Friday, June 21, 2013

PTSD Awareness: Sometimes Two Parts are Stronger than the Whole

Photo by mimagirl

Homecomings can be both the best day and the worst day of deployments.  As family members, we wait for months to see the person we love walk off a bus and come home.  Sometimes, the time away is true of the eloquent but simple statement, “absence makes the heart grow fonder."  However, it is not that simple anymore.
It is one thing when your love comes home from War tired, anxious, and disconnected from the family.
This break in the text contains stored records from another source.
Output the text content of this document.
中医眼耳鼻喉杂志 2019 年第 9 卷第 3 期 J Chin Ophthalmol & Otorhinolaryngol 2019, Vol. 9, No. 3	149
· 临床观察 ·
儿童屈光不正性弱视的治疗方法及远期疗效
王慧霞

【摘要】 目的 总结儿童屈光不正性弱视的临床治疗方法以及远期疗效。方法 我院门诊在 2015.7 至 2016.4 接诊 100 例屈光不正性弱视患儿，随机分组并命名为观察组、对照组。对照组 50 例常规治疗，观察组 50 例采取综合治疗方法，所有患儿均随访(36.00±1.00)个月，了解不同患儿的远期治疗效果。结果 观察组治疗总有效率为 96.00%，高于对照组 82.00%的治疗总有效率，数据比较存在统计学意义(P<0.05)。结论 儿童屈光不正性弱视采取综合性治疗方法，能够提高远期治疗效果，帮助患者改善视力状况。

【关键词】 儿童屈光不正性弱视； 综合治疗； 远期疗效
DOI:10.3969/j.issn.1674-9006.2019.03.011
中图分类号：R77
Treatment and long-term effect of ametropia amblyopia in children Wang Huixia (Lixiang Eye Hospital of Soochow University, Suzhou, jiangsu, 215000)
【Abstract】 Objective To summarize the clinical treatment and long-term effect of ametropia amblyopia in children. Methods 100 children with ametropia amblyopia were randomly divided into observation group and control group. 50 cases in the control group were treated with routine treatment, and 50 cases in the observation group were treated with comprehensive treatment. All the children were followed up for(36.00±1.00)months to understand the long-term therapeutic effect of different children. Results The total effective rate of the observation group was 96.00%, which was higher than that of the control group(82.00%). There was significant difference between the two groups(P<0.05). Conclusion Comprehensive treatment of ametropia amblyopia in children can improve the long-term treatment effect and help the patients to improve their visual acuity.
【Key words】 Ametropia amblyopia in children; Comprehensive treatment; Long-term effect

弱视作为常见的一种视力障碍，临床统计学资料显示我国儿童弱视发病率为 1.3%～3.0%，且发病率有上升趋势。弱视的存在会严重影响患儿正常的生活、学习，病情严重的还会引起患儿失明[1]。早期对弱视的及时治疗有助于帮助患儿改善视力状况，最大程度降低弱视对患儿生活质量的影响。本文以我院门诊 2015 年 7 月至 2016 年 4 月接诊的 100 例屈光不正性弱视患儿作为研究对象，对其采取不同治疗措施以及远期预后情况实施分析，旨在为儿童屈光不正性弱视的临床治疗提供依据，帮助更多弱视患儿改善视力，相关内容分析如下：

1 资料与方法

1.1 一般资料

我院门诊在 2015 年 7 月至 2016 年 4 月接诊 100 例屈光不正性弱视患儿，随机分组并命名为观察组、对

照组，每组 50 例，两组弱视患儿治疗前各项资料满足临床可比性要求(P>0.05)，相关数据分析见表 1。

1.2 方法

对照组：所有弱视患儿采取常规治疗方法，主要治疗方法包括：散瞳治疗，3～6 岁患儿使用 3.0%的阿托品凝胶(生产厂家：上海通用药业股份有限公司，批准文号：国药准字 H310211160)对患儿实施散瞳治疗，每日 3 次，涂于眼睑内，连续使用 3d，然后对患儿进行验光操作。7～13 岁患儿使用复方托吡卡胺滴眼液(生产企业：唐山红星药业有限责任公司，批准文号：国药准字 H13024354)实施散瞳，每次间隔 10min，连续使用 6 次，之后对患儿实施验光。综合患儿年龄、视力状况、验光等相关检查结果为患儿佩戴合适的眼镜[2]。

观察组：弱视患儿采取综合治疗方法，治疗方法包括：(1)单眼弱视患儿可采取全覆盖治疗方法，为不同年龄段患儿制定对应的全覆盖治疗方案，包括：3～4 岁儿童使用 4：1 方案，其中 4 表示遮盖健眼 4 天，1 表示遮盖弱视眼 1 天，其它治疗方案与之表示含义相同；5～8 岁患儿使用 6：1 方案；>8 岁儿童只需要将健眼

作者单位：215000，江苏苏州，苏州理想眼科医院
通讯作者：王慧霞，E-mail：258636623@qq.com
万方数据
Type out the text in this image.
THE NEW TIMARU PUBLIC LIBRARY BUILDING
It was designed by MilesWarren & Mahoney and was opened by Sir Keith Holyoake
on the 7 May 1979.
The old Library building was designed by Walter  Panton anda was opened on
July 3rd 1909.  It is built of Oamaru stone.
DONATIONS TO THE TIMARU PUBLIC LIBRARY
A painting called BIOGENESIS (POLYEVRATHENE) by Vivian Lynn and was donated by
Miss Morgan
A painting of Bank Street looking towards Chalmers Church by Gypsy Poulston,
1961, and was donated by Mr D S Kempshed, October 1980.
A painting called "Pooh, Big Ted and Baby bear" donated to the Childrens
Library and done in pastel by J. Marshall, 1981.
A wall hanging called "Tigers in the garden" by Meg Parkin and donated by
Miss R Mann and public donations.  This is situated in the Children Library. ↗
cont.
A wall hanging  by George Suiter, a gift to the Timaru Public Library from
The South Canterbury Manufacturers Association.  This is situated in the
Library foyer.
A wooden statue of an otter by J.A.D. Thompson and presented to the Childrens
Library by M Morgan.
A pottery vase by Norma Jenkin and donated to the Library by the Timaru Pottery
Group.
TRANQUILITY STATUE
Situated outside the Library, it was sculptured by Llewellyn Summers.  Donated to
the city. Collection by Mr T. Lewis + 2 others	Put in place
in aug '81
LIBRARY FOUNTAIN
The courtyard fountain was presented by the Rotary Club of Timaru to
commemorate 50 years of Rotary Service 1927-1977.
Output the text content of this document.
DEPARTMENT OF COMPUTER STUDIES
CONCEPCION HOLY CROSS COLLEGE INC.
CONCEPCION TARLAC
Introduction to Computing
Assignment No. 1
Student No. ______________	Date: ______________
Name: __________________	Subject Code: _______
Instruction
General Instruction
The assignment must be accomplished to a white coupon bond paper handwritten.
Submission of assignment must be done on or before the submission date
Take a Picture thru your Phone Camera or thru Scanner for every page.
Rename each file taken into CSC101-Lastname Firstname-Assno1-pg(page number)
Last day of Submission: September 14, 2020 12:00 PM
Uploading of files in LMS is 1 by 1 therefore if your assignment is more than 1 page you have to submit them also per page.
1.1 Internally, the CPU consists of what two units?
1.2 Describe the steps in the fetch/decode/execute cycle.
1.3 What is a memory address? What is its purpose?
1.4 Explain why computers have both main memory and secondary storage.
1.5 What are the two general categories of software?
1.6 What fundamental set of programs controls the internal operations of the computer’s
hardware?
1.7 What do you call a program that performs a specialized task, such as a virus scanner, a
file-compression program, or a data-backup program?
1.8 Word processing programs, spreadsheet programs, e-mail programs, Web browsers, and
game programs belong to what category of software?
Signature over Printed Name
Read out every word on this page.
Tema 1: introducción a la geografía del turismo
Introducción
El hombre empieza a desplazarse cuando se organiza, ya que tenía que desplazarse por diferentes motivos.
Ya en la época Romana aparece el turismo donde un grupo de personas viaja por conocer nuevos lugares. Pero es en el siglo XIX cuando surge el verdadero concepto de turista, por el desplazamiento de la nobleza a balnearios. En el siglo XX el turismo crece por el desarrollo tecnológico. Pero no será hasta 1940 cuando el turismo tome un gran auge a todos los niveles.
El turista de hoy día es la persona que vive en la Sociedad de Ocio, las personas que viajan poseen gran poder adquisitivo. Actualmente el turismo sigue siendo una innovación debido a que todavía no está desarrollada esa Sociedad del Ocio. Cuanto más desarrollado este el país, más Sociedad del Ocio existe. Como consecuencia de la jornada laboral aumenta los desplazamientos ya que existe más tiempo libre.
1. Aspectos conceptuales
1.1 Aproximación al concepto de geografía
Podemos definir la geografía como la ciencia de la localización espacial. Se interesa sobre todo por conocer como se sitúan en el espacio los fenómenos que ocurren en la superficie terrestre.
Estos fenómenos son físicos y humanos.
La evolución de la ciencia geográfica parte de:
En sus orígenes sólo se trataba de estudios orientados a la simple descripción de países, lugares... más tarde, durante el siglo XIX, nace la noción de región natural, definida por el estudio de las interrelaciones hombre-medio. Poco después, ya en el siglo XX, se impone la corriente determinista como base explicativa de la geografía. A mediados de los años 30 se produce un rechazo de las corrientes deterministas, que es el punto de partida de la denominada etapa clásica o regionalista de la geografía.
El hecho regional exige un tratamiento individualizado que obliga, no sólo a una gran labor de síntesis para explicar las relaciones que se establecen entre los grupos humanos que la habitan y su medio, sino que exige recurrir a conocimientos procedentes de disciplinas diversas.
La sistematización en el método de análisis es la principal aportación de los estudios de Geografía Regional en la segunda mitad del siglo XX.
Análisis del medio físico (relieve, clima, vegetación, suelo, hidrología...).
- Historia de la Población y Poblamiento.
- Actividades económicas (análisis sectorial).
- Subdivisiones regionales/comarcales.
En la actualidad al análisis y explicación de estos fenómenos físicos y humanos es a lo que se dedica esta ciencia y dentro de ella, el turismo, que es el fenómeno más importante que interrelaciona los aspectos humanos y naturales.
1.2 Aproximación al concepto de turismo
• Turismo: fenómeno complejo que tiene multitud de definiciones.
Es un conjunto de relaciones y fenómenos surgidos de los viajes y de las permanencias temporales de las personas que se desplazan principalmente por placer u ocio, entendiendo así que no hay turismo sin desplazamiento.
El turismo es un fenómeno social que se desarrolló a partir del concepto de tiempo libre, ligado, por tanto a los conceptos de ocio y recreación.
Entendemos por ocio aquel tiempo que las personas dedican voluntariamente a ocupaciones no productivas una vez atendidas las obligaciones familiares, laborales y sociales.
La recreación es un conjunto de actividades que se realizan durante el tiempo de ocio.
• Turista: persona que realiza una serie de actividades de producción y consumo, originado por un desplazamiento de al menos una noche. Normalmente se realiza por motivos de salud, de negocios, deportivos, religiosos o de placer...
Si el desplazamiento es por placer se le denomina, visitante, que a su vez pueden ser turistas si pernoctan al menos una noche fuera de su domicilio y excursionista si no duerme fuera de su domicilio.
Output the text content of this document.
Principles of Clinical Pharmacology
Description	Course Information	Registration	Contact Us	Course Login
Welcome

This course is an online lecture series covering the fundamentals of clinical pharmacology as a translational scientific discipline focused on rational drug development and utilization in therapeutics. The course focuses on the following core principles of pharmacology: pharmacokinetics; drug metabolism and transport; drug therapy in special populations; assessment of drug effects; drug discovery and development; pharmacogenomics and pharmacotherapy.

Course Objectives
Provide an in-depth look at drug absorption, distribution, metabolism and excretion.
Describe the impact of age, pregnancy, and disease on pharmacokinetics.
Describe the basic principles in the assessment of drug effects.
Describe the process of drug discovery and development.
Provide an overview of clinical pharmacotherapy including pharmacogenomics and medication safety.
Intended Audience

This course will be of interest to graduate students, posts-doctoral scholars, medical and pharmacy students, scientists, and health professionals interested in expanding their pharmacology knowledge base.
All of this is expected and changes with time.  It is another thing when they come home empty.  You look into the eyes of the person who promised to love you forever, searching for that love.  You are filled with a deep, chilling fear when you see nothing.
After multiple deployments, that is what I saw and what followed was completely unexpected.  We left the military base where we were stationed and moved on to the next phase of our military life.  I hoped that the move would be the change we needed.  I hoped that with time, we would heal and he would come to terms with the agonizing pain of War.  Post-traumatic stress is a simple fact.  Our service members are facing trauma and they have to deal with it in some manner.  The stress is the mind's attempt at coping.  It is when the stress becomes unmanageable that we acknowledge the disorder and make an attempt to support it with therapy and medications.
But what happens to those that appear to "manage" it?  Their empty shell becomes their new essence and their rage becomes their weapon.  My family would not have been identified as one in need of help. But behind closed doors, we were falling apart.  I stayed awake countless nights, afraid to fall asleep.  I learned to keep my head down, hoping to avoid antagonizing his pain.  I realized the man that I married hated me and everything I did to soothe him only made him angrier.  I feared him.  I was no longer a partner in life but his enemy.  And how empty that must have made him feel.
We attempted marriage counseling countless times.  I was surprised at how many times the "experts" missed the cues about what was really happening in our world and each time we were told the same thing.  "I don't think there is anything I can do to help you."
I promised myself that I would leave if our young children were affected. Funny thing about kids, by the time you see the impact on them, it is already too late.  I hung on, hoping that someone would recognize our dire situation and save us.   One night, I sat in my car, on the edge of a cliff, begging God to take away our pain.  I knew I needed to make some very hard decisions.
Our family had been through so much--we should have been able to make it through it all.  In honoring a commitment to serve his country, my husband sacrificed much of his soul, the part that belonged to us. 
Our family has now become a part of the growing statistics.  A story with no name, children whose lives are forever changed because, they too, were expected to sacrifice for their country.  Although fractured, my family still cherishes the friendships made with our fellow military families.  We "soldier on" and slowly, we are separately becoming whole again. And while I am no longer a military wife, I will always honor the commitment that my husband, and my family, made to this country.